From stage 3 onwards the three longest stages in the 2016 Tour de France welcome the riders. Being all over 200 kilometres, the routes to Angers (stage 3) and Limoges (stage 4) are interesting to the fast men, albeit stage 3 ends on a false flat while stage 4 brings a hilly finale with the line on top of a short climb that will delight the likes of Sagan and Matthews. Stage 5 leads over three mountain tops to ski-resort Le Lioran in the Massif Central, while Stage 6 offers chances to both fast men and escapees, depending on how the race to Montauban unfolds.
Climbers will see opportunities when the Pyrenees loom. Stage 7 leads over the Col d’Aspin before the race is set to conclude with a plunge down to Lac du Payolle, while in stage 8 Col du Tourmalet and Col de Peyresourde are to be crested before a summit finish at Pla de Beret. The next day stage 9 goes via three passes to Arcalis, a ski-resort at an elevation of 1,940 metres in Andorra. The sixth smallest nation of Europe (468 km2) is the backdrop for the first rest-day in the Tour de France.
Second week of racing
In stage 10 the pack leaves Andorra to set sail for Revel, a place where Alexandre Vinokourov was victorious in 2010. Stage 11 goes to Montpellier and should be for the sprinters and then it’s party time in the Provence. At Bastille Day the Bald Mountain welcomes the riders in stage 12 for a top-finish at Mont Ventoux after a 21 kilometres drag that is usually complicated by hard winds an/or severe heat (update July 13: stage has been shortened due to dangerously strong winds at the top of Mont Ventoux, finish is at Chalet Reynard, 6 kilometres under the ‘bald summit’). Next is stage 13, a hilly invidual time trial in 37.5 kilometres with a 3.5 kilometres closing climb at 5%. Nasty.
Stage 14 leads to Villars-les-Dombes and could either be for sprinters or for escapees, while only three days after the Ventoux the 15th stage leads through the Jura Mountains and is teeming with climbs, among them two times up the Grand Colombier. Stage 16 is in the Jura as well but tells a different story as the course leads over rolling roads to a short climb leading to the last kilometre. Tough sprinters or escapees?
Tough closing week
The closing week is marked by the Alps. The towering Mont Blanc forms the backdrop for the last three mountain stages to Megève, Saint-Gervais-Mont Blanc and Morzine, while it all starts in Bern, Switzerland. In stage 17 riders are to crest three peaks in the Alps before a top-finish lays waiting at Lac d’Emosson after a 10.7 kilometres closing climb at 8.5%.

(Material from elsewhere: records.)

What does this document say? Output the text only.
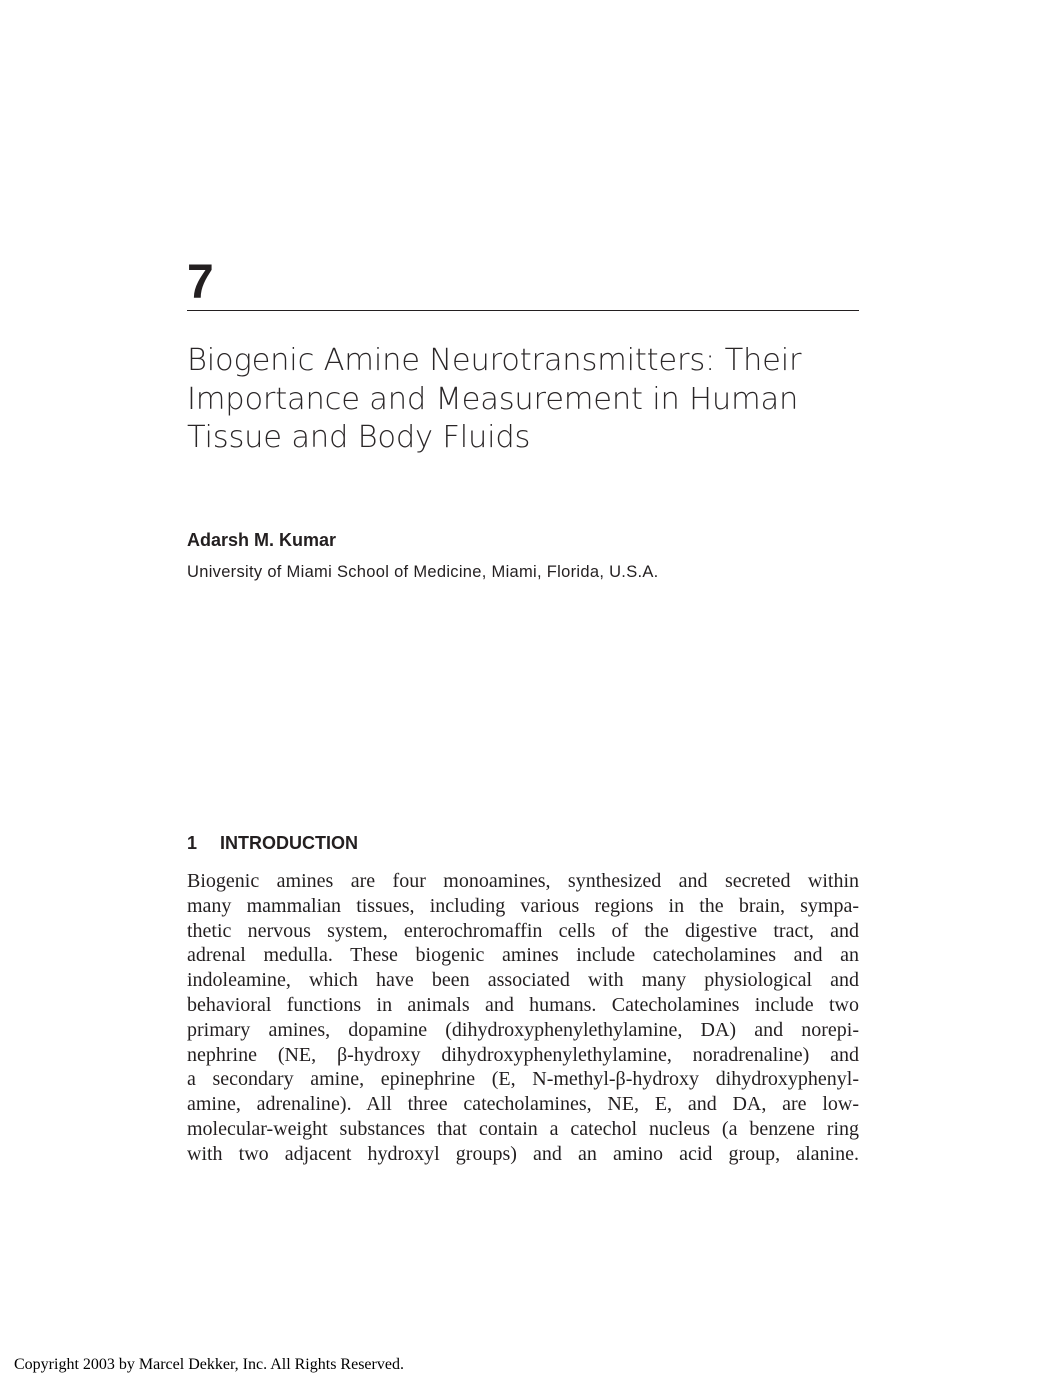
7
Biogenic Amine Neurotransmitters: Their
Importance and Measurement in Human
Tissue and Body Fluids
Adarsh M. Kumar
University of Miami School of Medicine, Miami, Florida, U.S.A.
1 INTRODUCTION
Biogenic amines are four monoamines, synthesized and secreted within
many mammalian tissues, including various regions in the brain, sympa-
thetic nervous system, enterochromaffin cells of the digestive tract, and
adrenal medulla. These biogenic amines include catecholamines and an
indoleamine, which have been associated with many physiological and
behavioral functions in animals and humans. Catecholamines include two
primary amines, dopamine (dihydroxyphenylethylamine, DA) and norepi-
nephrine (NE, β-hydroxy dihydroxyphenylethylamine, noradrenaline) and
a secondary amine, epinephrine (E, N-methyl-β-hydroxy dihydroxyphenyl-
amine, adrenaline). All three catecholamines, NE, E, and DA, are low-
molecular-weight substances that contain a catechol nucleus (a benzene ring
with two adjacent hydroxyl groups) and an amino acid group, alanine.
Copyright 2003 by Marcel Dekker, Inc. All Rights Reserved.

At July 21st stage 18 is a 17 kilometres mountain time trial to Megève and then the 19th stage take the attrition that is the last week of the 2016 Tour de France one step further. After cresting four peaks the climb to Saint-Gervais-Mont Blanc lays waiting. In the 2015 Critérium du Dauphiné Chris Froome raced to victory.
Stage 20 heads to Morzine with a series of tough climbs in between, such as Col de la Colombière and Joux-Plane, after which the finale is downhill. At July 24th the 21st stage is set to close the Tour de France with a bunch sprint at Champs-Élysées.
All in all, the 2016 Tour de France offers a route to look forward to in awe!